The remaining prisoners were subdued. There were no discussion classes that day. Just before sunset, the barge entered a wide canal, and an hour later drew into the docks of Baucis, the City of Trees.

Chapter Ten

“Everyone now living may never die”

As soon as the barge had been made fast to the wharf, the guards began to move amongst the prisoners, telling them that they were free to go. “This is a city of free men!” they said, grinning fearsomely. “Take up your own lives. No one is responsible for you but yourselves.”

“If only Tullus had waited,” Pandaras said to Tibor bitterly, “he and his fellows would have had their wish.” Many of the prisoners were reluctant to obey the guards, fearing that this was a trick. One man went mad and refused to move when the guards started to force them toward the stern, where the gangways to the dock had been fixed. He sat down in the middle of the deck with his arms wrapped around his chest, rocking back and forth and screaming. A guard shot him in the head, picked up his body and slung it over the side. After that, the prisoners had no choice but to gather up their few belongings and walk out into the city.

Baucis had once been a patchwork of little woods and hills, but new roads had been driven everywhere without regard for traditional boundaries, and many of the woods had been cut down. In those that survived, the heart trees had been felled and the woven platform houses of the original inhabitants had been torn down and replaced by straggling encampments of tents and shacks. Sewage ran in open channels that were often blocked by the bodies of animals and men. The air was hazed with the smoke of thousands of fires. Floating platforms and streams of draft animals and crowds of men jostled along red clay roads in the harsh glare of arc lights strung from stripped tree-trunks. Steam wagons clanked and groaned and belched clouds of black smoke as they dragged three or four overladen trailers behind them. Stores and taverns, gaming palaces and whorehouses, all with tall, brightly painted false fronts, had been thrown up along the roads, and barkers and shills called to the crowds from platforms or windows or balconies. There were many apothecaries, surgeries and clinics. One offered, mysteriously, Whole Body Immersion and Electrotherapy; another, Intestinal Irrigation. Machines spun above the crowded roads, zipping about on obscure errands, and slogans were projected high in the air, in glowing letters each as big as a man. Seize The Day. Everyone Now Living May Never Die. Higher still were the archipelagoes of the floating gardens which had once been the homes of Baucis’s scholar-saints, strings of sharply stamped shadows in the orange sky-glow.

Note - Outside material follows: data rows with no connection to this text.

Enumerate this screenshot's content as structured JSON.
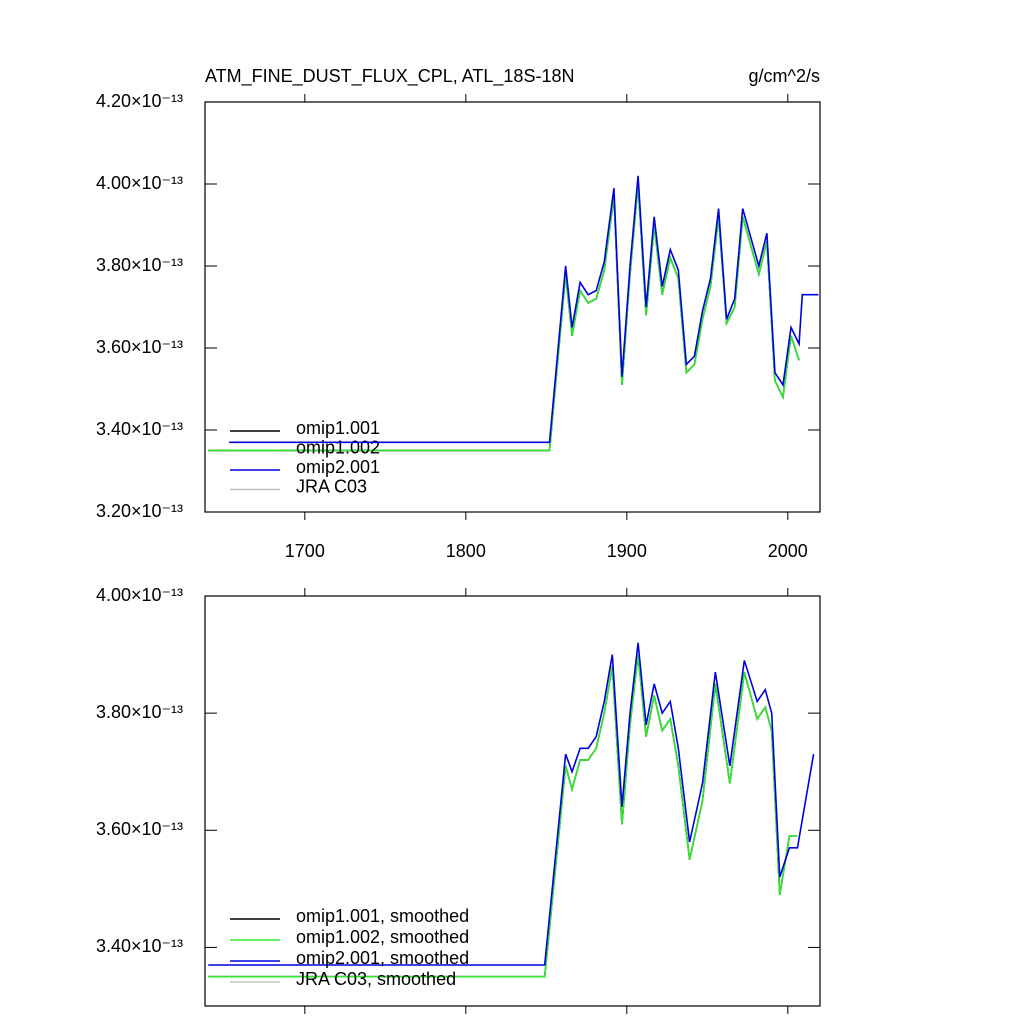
{
  "chart_data": [
    {
      "type": "line",
      "title": "ATM_FINE_DUST_FLUX_CPL, ATL_18S-18N",
      "units": "g/cm^2/s",
      "x": [
        1640,
        1653,
        1852,
        1862,
        1866,
        1871,
        1876,
        1881,
        1886,
        1892,
        1897,
        1902,
        1907,
        1912,
        1917,
        1922,
        1927,
        1932,
        1937,
        1942,
        1947,
        1952,
        1957,
        1962,
        1967,
        1972,
        1977,
        1982,
        1987,
        1992,
        1997,
        2002,
        2007,
        2009,
        2019
      ],
      "xlim": [
        1638,
        2020
      ],
      "xticks": [
        1700,
        1800,
        1900,
        2000
      ],
      "show_xtick_labels": true,
      "ylim": [
        3.2e-13,
        4.2e-13
      ],
      "yticks": [
        {
          "value": 3.2e-13,
          "label": "3.20×10⁻¹³"
        },
        {
          "value": 3.4e-13,
          "label": "3.40×10⁻¹³"
        },
        {
          "value": 3.6e-13,
          "label": "3.60×10⁻¹³"
        },
        {
          "value": 3.8e-13,
          "label": "3.80×10⁻¹³"
        },
        {
          "value": 4e-13,
          "label": "4.00×10⁻¹³"
        },
        {
          "value": 4.2e-13,
          "label": "4.20×10⁻¹³"
        }
      ],
      "legend": "bottom-left",
      "series": [
        {
          "name": "omip1.001",
          "color": "#000000",
          "values": [
            3.35e-13,
            3.35e-13,
            3.35e-13,
            3.78e-13,
            3.63e-13,
            3.74e-13,
            3.71e-13,
            3.72e-13,
            3.79e-13,
            3.97e-13,
            3.51e-13,
            3.78e-13,
            4e-13,
            3.68e-13,
            3.9e-13,
            3.73e-13,
            3.82e-13,
            3.77e-13,
            3.54e-13,
            3.56e-13,
            3.67e-13,
            3.75e-13,
            3.92e-13,
            3.66e-13,
            3.7e-13,
            3.92e-13,
            3.85e-13,
            3.78e-13,
            3.86e-13,
            3.52e-13,
            3.48e-13,
            3.63e-13,
            3.57e-13,
            null,
            null
          ]
        },
        {
          "name": "omip1.002",
          "color": "#2ee82e",
          "values": [
            3.35e-13,
            3.35e-13,
            3.35e-13,
            3.78e-13,
            3.63e-13,
            3.74e-13,
            3.71e-13,
            3.72e-13,
            3.79e-13,
            3.97e-13,
            3.51e-13,
            3.78e-13,
            4e-13,
            3.68e-13,
            3.9e-13,
            3.73e-13,
            3.82e-13,
            3.77e-13,
            3.54e-13,
            3.56e-13,
            3.67e-13,
            3.75e-13,
            3.92e-13,
            3.66e-13,
            3.7e-13,
            3.92e-13,
            3.85e-13,
            3.78e-13,
            3.86e-13,
            3.52e-13,
            3.48e-13,
            3.63e-13,
            3.57e-13,
            null,
            null
          ]
        },
        {
          "name": "omip2.001",
          "color": "#0000e0",
          "values": [
            null,
            3.37e-13,
            3.37e-13,
            3.8e-13,
            3.65e-13,
            3.76e-13,
            3.73e-13,
            3.74e-13,
            3.81e-13,
            3.99e-13,
            3.53e-13,
            3.8e-13,
            4.02e-13,
            3.7e-13,
            3.92e-13,
            3.75e-13,
            3.84e-13,
            3.79e-13,
            3.56e-13,
            3.58e-13,
            3.69e-13,
            3.77e-13,
            3.94e-13,
            3.67e-13,
            3.72e-13,
            3.94e-13,
            3.87e-13,
            3.8e-13,
            3.88e-13,
            3.54e-13,
            3.51e-13,
            3.65e-13,
            3.61e-13,
            3.73e-13,
            3.73e-13
          ]
        },
        {
          "name": "JRA C03",
          "color": "#c0c0c0"
        }
      ]
    },
    {
      "type": "line",
      "x": [
        1640,
        1849,
        1862,
        1866,
        1871,
        1876,
        1881,
        1886,
        1891,
        1897,
        1902,
        1907,
        1912,
        1917,
        1922,
        1927,
        1932,
        1939,
        1947,
        1955,
        1964,
        1973,
        1981,
        1986,
        1990,
        1995,
        2001,
        2006,
        2016
      ],
      "xlim": [
        1638,
        2020
      ],
      "xticks": [
        1700,
        1800,
        1900,
        2000
      ],
      "show_xtick_labels": false,
      "ylim": [
        3.3e-13,
        4e-13
      ],
      "yticks": [
        {
          "value": 3.4e-13,
          "label": "3.40×10⁻¹³"
        },
        {
          "value": 3.6e-13,
          "label": "3.60×10⁻¹³"
        },
        {
          "value": 3.8e-13,
          "label": "3.80×10⁻¹³"
        },
        {
          "value": 4e-13,
          "label": "4.00×10⁻¹³"
        }
      ],
      "legend": "bottom-left",
      "series": [
        {
          "name": "omip1.001, smoothed",
          "color": "#000000",
          "values": [
            3.35e-13,
            3.35e-13,
            3.71e-13,
            3.67e-13,
            3.72e-13,
            3.72e-13,
            3.74e-13,
            3.8e-13,
            3.88e-13,
            3.61e-13,
            3.78e-13,
            3.9e-13,
            3.76e-13,
            3.83e-13,
            3.77e-13,
            3.79e-13,
            3.71e-13,
            3.55e-13,
            3.65e-13,
            3.85e-13,
            3.68e-13,
            3.87e-13,
            3.79e-13,
            3.81e-13,
            3.77e-13,
            3.49e-13,
            3.59e-13,
            3.59e-13,
            null
          ]
        },
        {
          "name": "omip1.002, smoothed",
          "color": "#2ee82e",
          "values": [
            3.35e-13,
            3.35e-13,
            3.71e-13,
            3.67e-13,
            3.72e-13,
            3.72e-13,
            3.74e-13,
            3.8e-13,
            3.88e-13,
            3.61e-13,
            3.78e-13,
            3.9e-13,
            3.76e-13,
            3.83e-13,
            3.77e-13,
            3.79e-13,
            3.71e-13,
            3.55e-13,
            3.65e-13,
            3.85e-13,
            3.68e-13,
            3.87e-13,
            3.79e-13,
            3.81e-13,
            3.77e-13,
            3.49e-13,
            3.59e-13,
            3.59e-13,
            null
          ]
        },
        {
          "name": "omip2.001, smoothed",
          "color": "#0000e0",
          "values": [
            3.37e-13,
            3.37e-13,
            3.73e-13,
            3.7e-13,
            3.74e-13,
            3.74e-13,
            3.76e-13,
            3.82e-13,
            3.9e-13,
            3.64e-13,
            3.8e-13,
            3.92e-13,
            3.78e-13,
            3.85e-13,
            3.8e-13,
            3.82e-13,
            3.74e-13,
            3.58e-13,
            3.68e-13,
            3.87e-13,
            3.71e-13,
            3.89e-13,
            3.82e-13,
            3.84e-13,
            3.8e-13,
            3.52e-13,
            3.57e-13,
            3.57e-13,
            3.73e-13
          ]
        },
        {
          "name": "JRA C03, smoothed",
          "color": "#c0c0c0"
        }
      ]
    }
  ]
}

Pandaras was tired and his left arm hurt badly; Tibor had stripped the quasi-living dressing from the stump, leaving only a light bandage. He followed the hierodule without question, and presently found himself amongst the ruins of the city’s sacred wood. The circle of giant sequoias, said to have been as old as the world, had been cut down, and decads of men were sawing planks from their carcasses by the light of huge bonfires, but the shrine was still there. It was a black disc ten times Pandaras’s height, standing at the center of a big circular platform crafted from a hundred different kinds of wood. The platform was scarred with deep, charcoal-blistered trenches made by the reflected beams of energy weapons and pocked with thousands of splintered gouges and impact holes from ricocheting slugs and rifle pellets, and blasphemies and cabbalistic signs had been carved into the polished ancient planks, but the huge black disc of the shrine itself, being only partly of this world, was inviolate.